Josiane Kieras é professora no Colégio Estadual Ana Divanir Boratto e possui dois padrões de aulas. Na semana passada, ela foi para a distribuição de aulas com mais seis professores de seu colégio. A professora comenta que sua carga horária ficou “absurda”.

Um exemplo para explicar melhor a mudança na hora-atividade é analisar um padrão de 20 horas. Neste padrão, antes da mudança o professor possuía sete horas-atividade. Em 2017, o docente passa a ter cinco horas-atividade. São duas horas a menos para correção e elaboração de aulas.

Josiane conta sobre a angústia de uma colega durante a distribuição das aulas, na semana passada. “Ela comprou uma casa agora e paga as contas sozinha. A casa dela é só dela, ela não comprou junto com ninguém. Então, ela está tendo dificuldade para pagar essa casa e se ela não pegar essas aulas extraordinárias eu não sei como ela vai fazer”. 

Além de perder as aulas, a professora citada pela colega também pegou um atestado de 30 dias no ano passado por problemas de saúde. Esse atestado fez com que ela não tivesse prioridade na escolha das vagas.

Outro problema relatado por Josiane foi o sistema adotado pela Secretaria de Educação (Seed) para a distribuição das aulas. “O meu nome, por exemplo, não constava no sistema”. Ela comenta que o problema foi resolvido após ser feita uma ata manual.
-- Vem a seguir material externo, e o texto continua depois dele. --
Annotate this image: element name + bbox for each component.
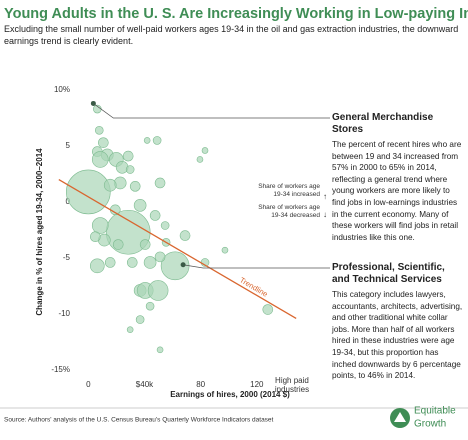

Sobre a expectativa para o ano letivo de 2017, a professora afirma que vai ser “puxado”. Josiane perdeu quatro horas-atividade nos dois padrões em que trabalha. “Eu me nego a trazer atividades para casa porque a partir do momento em que eu tenho um direito adquirido e perco de maneira arbitrária, eu não vou aceitar retrocesso”. Ela termina dizendo que vai fazer o que puder para não adoecer.

Durante a distribuição das aulas, algumas notícias divulgadas pela imprensa chamaram atenção. A que teve maior repercussão, foi a de uma professora que faleceu durante a distribuição de aulas em Curitiba. Segundo informações da APP Sindicato, os problemas no sistema fizeram com que alguns professores esperassem por horas para terem as aulas distribuídas, chegando até mesmo ao período da madrugada. 

Outro problema que terá que ser resolvido é a falta de aulas para alguns professores que estão excedentes nas escolas em que estão lotados e também a divisão das aulas entre colégios. Alguns professores terão que dar aulas em mais de um colégio para completar a carga horária.

A APP-Sindicato orientou os professores que tiveram problemas durante a distribuição a registrarem e denunciarem os problemas ocorridos.